Annick Girardin,
Ministère de la fonction publique •
4 oct. 2016Selon les dispositions de l'article L. 413-11 du code des communes, le fonds national de compensation répartit entre les communes et les établissements publics communaux ou intercommunaux les charges résultant pour ces collectivités du paiement du supplément familial de traitement qu'elles versent à leur personnel à temps complet. Un second fonds fonctionne à l'identique pour les agents à temps non complet. Le mode de calcul de la compensation, qui détermine la part contributive de chaque collectivité ou établissement, est précisé par les articles 4 des décrets no 85-885 et no 85-886 du 12 août 1985, le premier concernant les fonctionnaires à temps complet, le second ceux à temps non complet. Il n'existe pas de fonds de compensation pour le supplément familial de traitement versé aux agents contractuels.

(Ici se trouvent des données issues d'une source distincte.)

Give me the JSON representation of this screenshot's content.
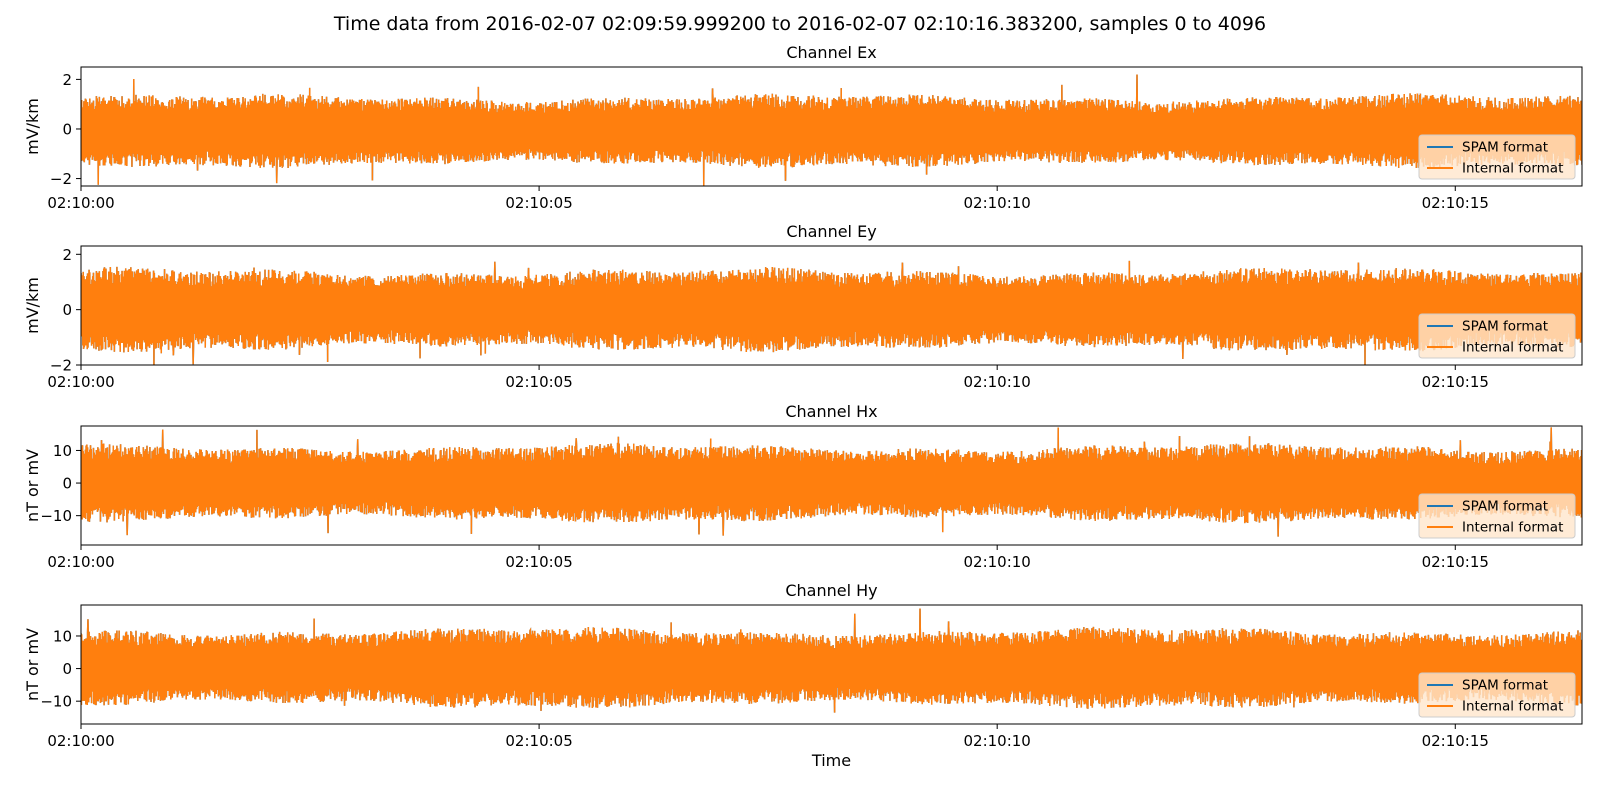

Aux termes de l'article 3 de la loi no 83-634 du 13 juillet 1983 portant droits et obligations des fonctionnaires, la fonction publique n'emploie que des fonctionnaires, le recrutement d'agents contractuels étant une exception. La loi no 84-53 du 26 janvier 1984 portant dispositions statutaires relatives à la fonction publique territoriale rappelle ce principe en ses articles 3 à 3-6 qui fixent également les conditions dans lesquelles il peut être recouru, à titre dérogatoire, à un agent contractuel en lieu et place d'un fonctionnaire. Le législateur a d'ailleurs rappelé, avec la loi no 2016-483 du 20 avril 2016 relative à la déontologie et aux droits et obligations des fonctionnaires, son attachement à ce que la fonction publique soit constituée de fonctionnaires titulaires en prolongeant de deux ans, jusqu'au 31 mars 2018, le dispositif de titularisation des agents contractuels prévu par la loi no 2012-347 du 12 mars 2012 relative à l'accès à l'emploi titulaire et à l'amélioration des conditions d'emploi des agents contractuels dans la fonction publique, à la lutte contre les discriminations et portant diverses dispositions relatives à la fonction publique, dite loi « Sauvadet ».